Zohreh Niazi, Farhang Razavi, Orang Khademi, Morteza Soleimani Aghdam
Exogenous application of hydrogen sulfide and γ-aminobutyric acid alleviates chilling injury and preserves quality of persimmon fruit (Diospyros kaki, cv. Karaj) during cold storage
Abstract


We studied the effectiveness of the exogenous application of hydrogen sulfide (NaHS; 0, 1, 2, 3 and 4 mM) and γ-aminobutyric acid (GABA; 0, 2.5, 5, 7.5 and 10 mM) in alleviating chilling injury and retaining the quality of persimmon fruit during storage at 2 ◦C for 45 days.
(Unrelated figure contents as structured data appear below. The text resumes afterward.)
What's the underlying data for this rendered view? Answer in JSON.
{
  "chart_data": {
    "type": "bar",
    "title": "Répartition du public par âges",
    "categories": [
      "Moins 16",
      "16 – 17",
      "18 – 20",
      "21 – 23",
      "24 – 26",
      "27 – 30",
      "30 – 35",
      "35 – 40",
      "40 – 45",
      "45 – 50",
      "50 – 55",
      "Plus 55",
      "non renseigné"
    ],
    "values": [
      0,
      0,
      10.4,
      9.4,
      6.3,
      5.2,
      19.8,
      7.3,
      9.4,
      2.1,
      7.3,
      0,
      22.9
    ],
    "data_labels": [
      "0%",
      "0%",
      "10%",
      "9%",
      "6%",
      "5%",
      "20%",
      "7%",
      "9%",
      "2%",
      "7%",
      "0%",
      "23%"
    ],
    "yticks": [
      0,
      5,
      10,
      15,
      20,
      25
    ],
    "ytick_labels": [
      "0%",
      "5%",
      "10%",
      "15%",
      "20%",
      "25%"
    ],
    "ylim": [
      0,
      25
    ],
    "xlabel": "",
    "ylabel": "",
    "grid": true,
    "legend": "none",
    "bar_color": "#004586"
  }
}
Our results showed that the persimmon fruit treated with 3 mM NaHS or 7.5 mM GABA exhibited lower chilling injury manifested by lower peel browning accompanying by higher total soluble solids (TSS) and titratable acidity (TA). Lower H2O2 accumulation along with higher ascorbic acid accumulation in persimmon fruit treated with 3 mM NaHS or 7.5 mM GABA owing to higher activities of superoxide dismutase (SOD), catalase (CAT), and ascorbate peroxidase (APX) enzymes may be accountable for keeping membrane integrity, represented by lower electrolyte leakage and malondialdehyde (MDA) accumulation. Besides, the higher accumulation of phenols and flavonoids owing to the higher phenylalanine ammonialyase (PAL) and lower polyphenol oxidase (PPO) activity in persimmon fruit treated with 3 mM NaHS or 7.5 mM GABA may be the explanation for superior DPPH scavenging activity. In addition to the lower chilling injury, persimmon fruit treated with 3 mM NaHS or 7.5 mM GABA exhibited higher firmness owing to lower activities of polygalacturonase (PG) and pectin methylesterase (PME). Hence, our results demonstrate that exogenous application of 3 mM NaHS or 7.5 mM GABA could alleviate chilling injury, thus retaining the quality of persimmon fruit during cold storage.